In this spirit, I have been reflecting lately on what it was like to grow up male. In those days, the draft for the Viet Nam war was in effect. Dulce et decor est pro patria mori, wrote the Roman poet Horace: sweet and fitting it is to die for one’s country. It didn’t strike me that way at all, especially about a war that had so many questions surrounding it. I felt a deep shock realizing that my country could require me to serve as cannon fodder, to become a victim and to victimize in a war that, we now know, even president Johnson knew was unwinnable. As males, we could be called upon to put out bodies on the line in ways females would not have to.
You could see this in high school gym class. While the girls were shooting arrows at targets, we had wrestling. Sadistically, the gym teacher always pitted me against my best friend. I remember when one classmate’s arm broke with a sickening sound. I remember it hanging from his shoulder in a way that it wasn’t supposed to hang. This was different, I knew, from the experience my female classmates were having.

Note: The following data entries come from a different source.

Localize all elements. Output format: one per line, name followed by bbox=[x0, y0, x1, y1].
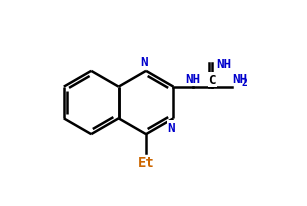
Text: N: N bbox=[140, 56, 148, 69]
Text: NH: NH bbox=[185, 73, 200, 86]
Text: 2: 2 bbox=[242, 78, 248, 88]
Text: C: C bbox=[208, 73, 216, 86]
Text: NH: NH bbox=[232, 73, 247, 86]
Text: N: N bbox=[168, 121, 175, 134]
Text: Et: Et bbox=[138, 155, 154, 169]
Text: NH: NH bbox=[216, 57, 231, 70]
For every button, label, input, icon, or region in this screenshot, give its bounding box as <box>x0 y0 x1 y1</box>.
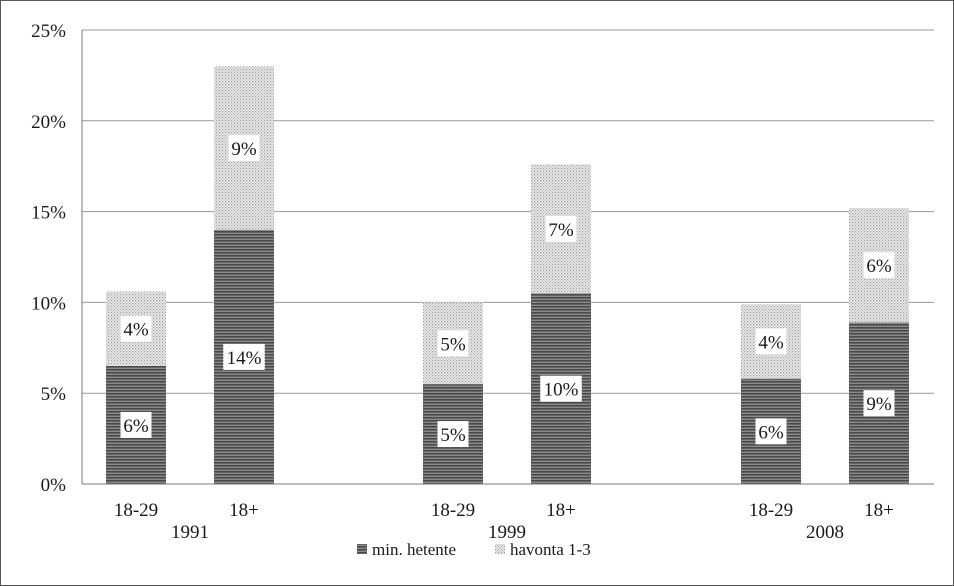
legend-swatch <box>495 544 505 554</box>
data-label-box <box>863 252 895 279</box>
data-label: 9% <box>866 394 892 415</box>
data-label: 14% <box>227 348 262 369</box>
bars <box>106 66 909 484</box>
data-label: 4% <box>123 320 149 341</box>
legend-label: havonta 1-3 <box>510 540 591 559</box>
data-label-box <box>120 315 152 342</box>
data-label-box <box>223 343 265 370</box>
data-label-box <box>540 375 582 402</box>
data-label-box <box>545 215 577 242</box>
category-label: 18+ <box>864 500 894 521</box>
data-label: 5% <box>440 334 466 355</box>
data-label-box <box>755 418 787 445</box>
data-label-box <box>228 135 260 162</box>
year-label: 2008 <box>806 522 844 543</box>
y-tick-label: 5% <box>41 384 67 405</box>
y-tick-label: 10% <box>31 293 66 314</box>
category-label: 18-29 <box>431 500 475 521</box>
data-label-box <box>437 421 469 448</box>
data-label: 7% <box>548 220 574 241</box>
data-label: 6% <box>123 416 149 437</box>
data-label: 5% <box>440 425 466 446</box>
axes: 0% 5% 10% 15% 20% 25% 18-29 18+ 1991 18-29 18+ 1999… <box>31 21 934 543</box>
data-label: 10% <box>544 380 579 401</box>
data-label: 4% <box>758 332 784 353</box>
legend: min. hetente havonta 1-3 <box>357 540 591 559</box>
year-label: 1999 <box>488 522 526 543</box>
legend-swatch <box>357 544 367 554</box>
category-label: 18-29 <box>749 500 793 521</box>
data-labels: 6% 4% 14% 9% 5% 5% 10% 7% 6% 4% 9% 6% <box>120 135 895 448</box>
y-tick-label: 25% <box>31 21 66 42</box>
y-tick-label: 20% <box>31 112 66 133</box>
category-label: 18-29 <box>114 500 158 521</box>
data-label: 6% <box>758 422 784 443</box>
data-label-box <box>755 328 787 355</box>
gridlines <box>82 29 934 394</box>
y-tick-label: 0% <box>41 475 67 496</box>
data-label: 6% <box>866 256 892 277</box>
year-label: 1991 <box>171 522 209 543</box>
category-label: 18+ <box>546 500 576 521</box>
legend-label: min. hetente <box>372 540 456 559</box>
data-label-box <box>437 330 469 357</box>
y-tick-label: 15% <box>31 203 66 224</box>
data-label-box <box>863 390 895 417</box>
data-label-box <box>120 411 152 438</box>
category-label: 18+ <box>229 500 259 521</box>
data-label: 9% <box>231 139 257 160</box>
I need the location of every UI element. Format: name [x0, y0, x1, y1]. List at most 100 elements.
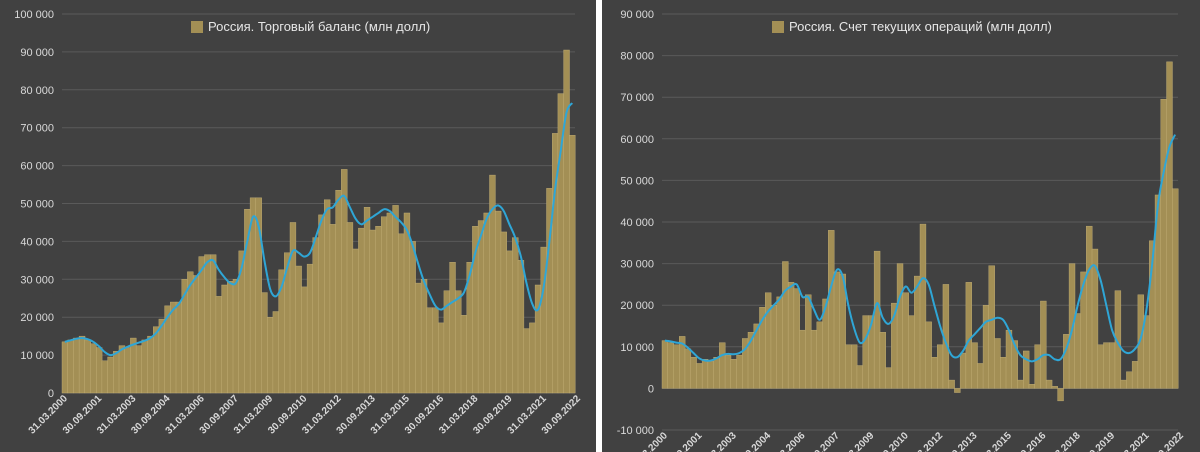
- current-account-bar: [1091, 248, 1099, 389]
- trade-balance-bar: [289, 222, 297, 394]
- current-account-bar: [1023, 350, 1030, 389]
- current-account-bar: [810, 329, 818, 389]
- trade-balance-bar: [267, 317, 274, 394]
- trade-balance-bar: [460, 315, 468, 394]
- trade-balance-bar: [398, 233, 405, 394]
- trade-balance-chart-panel: 0 10 000 20 000 30 000 40 000 50 000 60 000 70 …: [0, 0, 596, 452]
- x-tick-label: 30.09.2016: [1005, 430, 1048, 452]
- current-account-bar: [1000, 357, 1007, 389]
- current-account-bar: [1131, 361, 1139, 389]
- current-account-bar: [1114, 290, 1122, 389]
- trade-balance-bar: [272, 311, 279, 394]
- current-account-bar: [667, 342, 674, 389]
- x-tick-label: 30.09.2022: [1143, 430, 1186, 452]
- y-tick-label: 40 000: [20, 236, 54, 248]
- trade-balance-legend-swatch: [191, 21, 203, 33]
- current-account-bar: [770, 305, 778, 389]
- current-account-bar: [764, 292, 772, 389]
- trade-balance-bar: [329, 224, 336, 394]
- current-account-bar: [937, 344, 944, 389]
- y-tick-label: 80 000: [620, 51, 654, 63]
- x-tick-label: 31.03.2006: [764, 430, 807, 452]
- trade-balance-bar: [73, 337, 80, 394]
- current-account-bar: [1045, 379, 1053, 389]
- trade-balance-bar: [113, 351, 120, 394]
- trade-balance-bar: [477, 220, 485, 394]
- y-tick-label: 60 000: [620, 134, 654, 146]
- trade-balance-bar: [101, 360, 109, 394]
- current-account-bar: [799, 329, 806, 389]
- trade-balance-bar: [346, 222, 354, 394]
- x-tick-label: 30.09.2019: [1074, 430, 1117, 452]
- trade-balance-bar: [301, 286, 308, 394]
- trade-balance-bar: [335, 190, 342, 394]
- current-account-bar: [673, 344, 680, 389]
- trade-balance-bar: [318, 214, 325, 394]
- current-account-bar: [696, 363, 703, 389]
- trade-balance-bar: [517, 260, 525, 394]
- trade-balance-bar: [369, 229, 376, 394]
- current-account-bar: [982, 305, 990, 389]
- current-account-bar: [1005, 329, 1013, 389]
- current-account-bar: [1103, 342, 1110, 389]
- trade-balance-bar: [221, 284, 228, 394]
- current-account-bar: [925, 321, 932, 389]
- trade-balance-chart: 0 10 000 20 000 30 000 40 000 50 000 60 000 70 …: [14, 9, 583, 437]
- x-tick-label: 30.09.2010: [868, 430, 911, 452]
- current-account-bar: [1034, 344, 1041, 389]
- current-account-bar: [724, 354, 732, 389]
- x-tick-label: 31.03.2009: [833, 430, 876, 452]
- trade-balance-bar: [90, 343, 97, 394]
- y-tick-label: 60 000: [20, 161, 54, 173]
- trade-balance-bar: [392, 205, 399, 394]
- current-account-bar: [1040, 300, 1047, 389]
- x-tick-label: 31.03.2015: [971, 430, 1014, 452]
- current-account-bar: [931, 357, 938, 389]
- current-account-bar: [850, 344, 858, 389]
- current-account-bar: [736, 354, 743, 389]
- current-account-bar: [948, 379, 955, 389]
- current-account-bar: [782, 261, 789, 389]
- trade-balance-bar: [209, 254, 217, 394]
- trade-balance-bar: [500, 231, 507, 394]
- x-tick-label: 31.03.2012: [902, 430, 945, 452]
- trade-balance-bar: [363, 207, 371, 394]
- y-tick-label: 90 000: [20, 47, 54, 59]
- current-account-bar: [1097, 344, 1104, 389]
- trade-balance-bar: [84, 339, 91, 394]
- y-tick-label: 100 000: [14, 9, 54, 21]
- current-account-bar: [1109, 342, 1116, 389]
- current-account-bar: [1074, 313, 1081, 389]
- trade-balance-bar: [170, 301, 177, 394]
- trade-balance-bar: [512, 237, 519, 394]
- current-account-bar: [856, 365, 864, 389]
- x-tick-label: 31.03.2003: [696, 430, 739, 452]
- current-account-bar: [776, 296, 783, 389]
- current-account-bar: [908, 315, 915, 389]
- y-tick-label: 0: [48, 388, 54, 400]
- y-tick-label: 10 000: [620, 342, 654, 354]
- current-account-bar: [914, 275, 921, 389]
- current-account-bar: [1057, 388, 1064, 402]
- trade-balance-bar: [261, 292, 268, 394]
- x-tick-label: 30.09.2001: [661, 430, 704, 452]
- y-tick-label: -10 000: [617, 425, 654, 437]
- current-account-bar: [971, 342, 978, 389]
- trade-balance-bar: [341, 169, 348, 394]
- trade-balance-bar: [158, 318, 165, 394]
- current-account-bar: [879, 332, 887, 389]
- trade-balance-bar: [409, 241, 416, 394]
- trade-balance-bar: [198, 256, 205, 394]
- current-account-bar: [977, 363, 984, 389]
- current-account-bar: [862, 315, 869, 389]
- current-account-bar: [954, 388, 961, 393]
- trade-balance-bar: [523, 328, 530, 394]
- current-account-chart: -10 000 0 10 000 20 000 30 000 40 000 50 000 60…: [617, 9, 1187, 452]
- current-account-bar: [701, 359, 709, 389]
- trade-balance-bar: [381, 216, 388, 394]
- current-account-bar: [1028, 384, 1036, 389]
- trade-balance-bar: [483, 212, 490, 394]
- trade-balance-bar: [135, 345, 143, 394]
- trade-balance-bar: [352, 248, 359, 394]
- current-account-bar: [1086, 225, 1093, 389]
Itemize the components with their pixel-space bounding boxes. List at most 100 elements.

We were taught not to cry or be vulnerable, that this was weak, bad, and somehow too feminine (which implicitly therefore was also bad and weak). To this day, many men not only hide what they feel, but often don’t even know what they feel.
Roles are less rigid now in some ways. But often these old attitudes are still with us. Boys are still raised to hide feelings, to always be strong, and never show weakness or vulnerability. Sometimes men are still expected to pay for things more than women are. In my own marriage, my wife, a staunch feminist, still found it objectionable that I earned 20% less than she did.
Buddhism teaches that everything is profoundly interconnected, sometimes called the teaching of interdependent origination. Because of this, when we stand up for women, for their right to equal pay and not to be touched inappropriately, we are also standing up for men. And when we teach boys that they, too, can have feelings, can cry and feel vulnerable, and don’t always have to be strong or rely on the one traditionally acceptable male emotion of anger, we are also standing up for women. To help one helps the other. To free one frees the other.
The good of both genders is inseparable. And if it is difficult in our culture to be raised female, it is no picnic to be raised male either.